L’Allemagne s’apprête à lancer un fonds d’investissement de 100 milliards d’euros pour renforcer des secteurs clés de l’économie nationale tels que la défense, l’énergie et les matières premières critiques. Baptisé Deutschlandfonds (Fonds Allemagne), ce nouveau véhicule représente l’une des initiatives les plus ambitieuses du gouvernement dirigé par le chancelier Friedrich Merz pour relancer la croissance après deux années de contraction économique.

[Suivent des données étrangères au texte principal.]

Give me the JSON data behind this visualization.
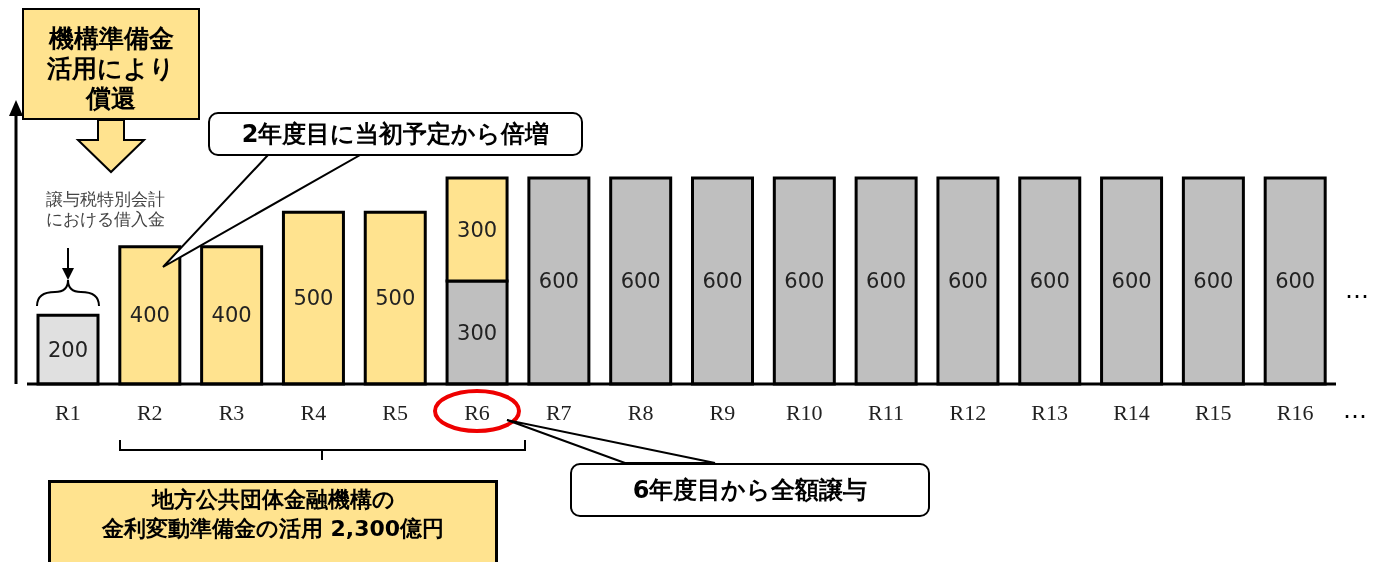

Le fonds sera initialement alimenté par une dotation publique d’au moins 10 milliards d’euros, dans le but d’attirer des capitaux privés, y compris internationaux, jusqu’à dix fois ce montant, mobilisant ainsi des ressources totales d’environ 100 milliards. C’est ce que confirme une note du ministère allemand de l’Économie publiée par Bloomberg :

« Le Fonds Allemagne sera utilisé pour des investissements dans la croissance, l’innovation et la compétitivité, en collaboration avec des investisseurs privés allemands et européens. Le capital privé est un levier essentiel pour surmonter les grands défis économiques ».

Le fonds a déjà reçu le feu vert du ministre des Finances

Le projet s’inscrit dans un contexte d’incertitude mondiale croissante, l’Allemagne cherchant à sécuriser ses chaînes d’approvisionnement stratégiques, mises sous pression par des événements tels que l’invasion russe de l’Ukraine, la politique étrangère affirmée de la Chine et les tensions commerciales avec les États-Unis de Donald Trump. Le fonds devrait être lancé entre septembre et octobre, immédiatement après la pause estivale du Bundestag, grâce au feu vert déjà obtenu du ministre des Finances Lars Klingbeil.

Parmi les hypothèses à l’étude figure également la possibilité d’élargir le champ d’action du fonds pour inclure le développement de logements abordables, un sujet très sensible dans les grandes villes allemandes. Certaines sources suggèrent également à Bloomberg que le fonds pour les matières premières créé sous le précédent gouvernement d’Olaf Scholz – actuellement inactif – sera intégré dans la nouvelle structure, afin de concentrer les investissements dans des projets miniers stratégiques en Allemagne et à l’étranger.

Priorité à l’énergie et à la défense, mais aussi aux PME

L’énergie sera l’une des principales priorités du Deutschlandfonds. Le gouvernement de Berlin détient déjà des participations dans les gestionnaires de réseau 50Hertz et TransnetBW, et est en pourparlers pour acquérir les actifs allemands de TenneT, une filiale néerlandaise, ainsi que des parts de la société allemande Amprion. L’objectif est de consolider le contrôle de l’État sur les infrastructures de transport d’électricité.

Des initiatives similaires sont également en cours dans le secteur de la défense. Le gouvernement est en pourparlers pour acquérir une participation minoritaire dans Knds, le groupe franco-allemand spécialisé dans l’armement, et envisage d’investir dans la division sous-marine de ThyssenKrupp. Des investissements de démarrage dans des start-ups nationales du secteur de la défense ne manqueront pas non plus.

Un autre objectif déclaré est de renforcer les marchés des capitaux nationaux, en particulier dans le segment des petites et moyennes entreprises, souvent négligées par les investisseurs privés en raison de leur profil de risque élevé. Le Fonds Allemagne se présente donc comme un instrument hybride, à mi-chemin entre la subvention publique et le capital-risque, conçu pour attirer les investisseurs institutionnels et les family offices en offrant une sorte de label public de fiabilité.

Aucun impact sur la question de la dette

Malgré les divergences politiques entre les chrétiens-démocrates de Merz et les sociaux-démocrates de Klingbeil, le financement du fonds semble assuré. Le gouvernement a récemment approuvé un plan d’infrastructure de 500 milliards d’euros et, comme les investissements en capitaux propres sont classés comme des opérations financières, ils ne sont pas soumis au strict frein constitutionnel à la dette publique.

Cette initiative met également en œuvre un engagement contenu dans l’accord de coalition qui a porté Merz au pouvoir en mai dernier et constituera le premier projet phare de la nouvelle ministre de l’Économie, Katherina Reiche, ancienne dirigeante du secteur énergétique.